A carbon border adjustment mechanism, or CBAM, recently was proposed by the European Union (EU). A CBAM puts an estimated greenhouse gas (GHG) price on imported goods to equalize costs. It also is designed to prevent industries from moving “offshore,” i.e. to other places where it may be less expensive to emit carbon dioxide (CO2) emissions.
“Imposing costs without an enforceable CBAM will result in GHG leakage and shift manufacturing production, jobs and GHG emissions offshore, which achieves nothing environmentally,” said CEO Paul N. Cicio in the letter.
“This is too important to not advance a CBAM through regular order. The manufacturing sector employs over 12 million people and will be potentially negatively impacted if we do not get this right.”
The trade group represents manufacturing companies with an estimated $1.1 trillion in annual sales, with more than 4,200 facilities nationwide and 1.8 million-plus employees worldwide.
Creating and operating a CBAM for emissions “will take several years,” the IECA said in the letter to Senate and House leadership. In mid-August, the Senate passed a fiscal year 2022 budget resolution that could pave the way to enact a CBAM.
Since 1990, IECA noted that domestic manufacturing has reduced CO2 emissions by 23% more than any sector, while manufacturing gross output has increased by 112%.
“Even more outstanding is that U.S. manufacturing direct and indirect energy consumption has been flat for 50 years,” IECA noted.
To address climate change worldwide, “it is essential to ensure a level playing field for U.S. manufacturing,” particularly energy-intensive, trade-exposed industries, aka EITEs.
EITEs, which compete globally, include steel, aluminum and cement producers.
Establishing a CBAM, which is likely to take years, said the IECA, “is the best way” to level the playing field.

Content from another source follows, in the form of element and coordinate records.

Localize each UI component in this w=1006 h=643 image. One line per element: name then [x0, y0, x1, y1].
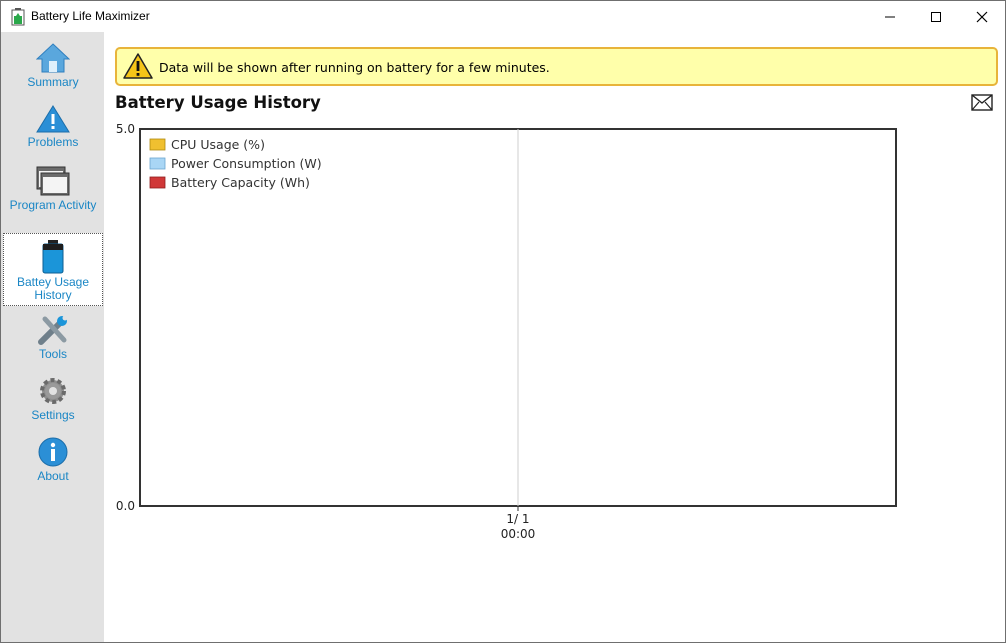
legend-swatch [149, 176, 166, 189]
y-tick-label: 0.0 [116, 499, 135, 513]
legend-label: CPU Usage (%) [171, 137, 265, 152]
legend-swatch [149, 138, 166, 151]
legend-swatch [149, 157, 166, 170]
app-window: Battery Life Maximizer Summary Problems [0, 0, 1006, 643]
usage-chart: 5.0 0.0 1/ 100:00 CPU Usage (%) Power Consum… [116, 122, 897, 541]
legend-label: Power Consumption (W) [171, 156, 322, 171]
x-tick-label-date: 1/ 1 [506, 512, 529, 526]
legend-label: Battery Capacity (Wh) [171, 175, 310, 190]
x-tick-label-time: 00:00 [501, 527, 536, 541]
y-tick-label: 5.0 [116, 122, 135, 136]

“A CBAM would impose a carbon fee on the carbon intensity of the imported products equal to the total climate costs imposed on equivalent U.S. manufacturing products, and rebate climate costs on U.S. exports.” President Biden has expressed support for a CBAM to align the United States with the EU, but it is not considered a priority for the administration’s climate agenda. While the oil and gas industry has long advocated a carbon tax policy, it has never made much headway in Congress. The EU plans to pilot a CBAM on carbon-intensive imports, including steel, cement, fertilizer and aluminum. The pilot would extend through 2025 before full implementation, possibly in 2026.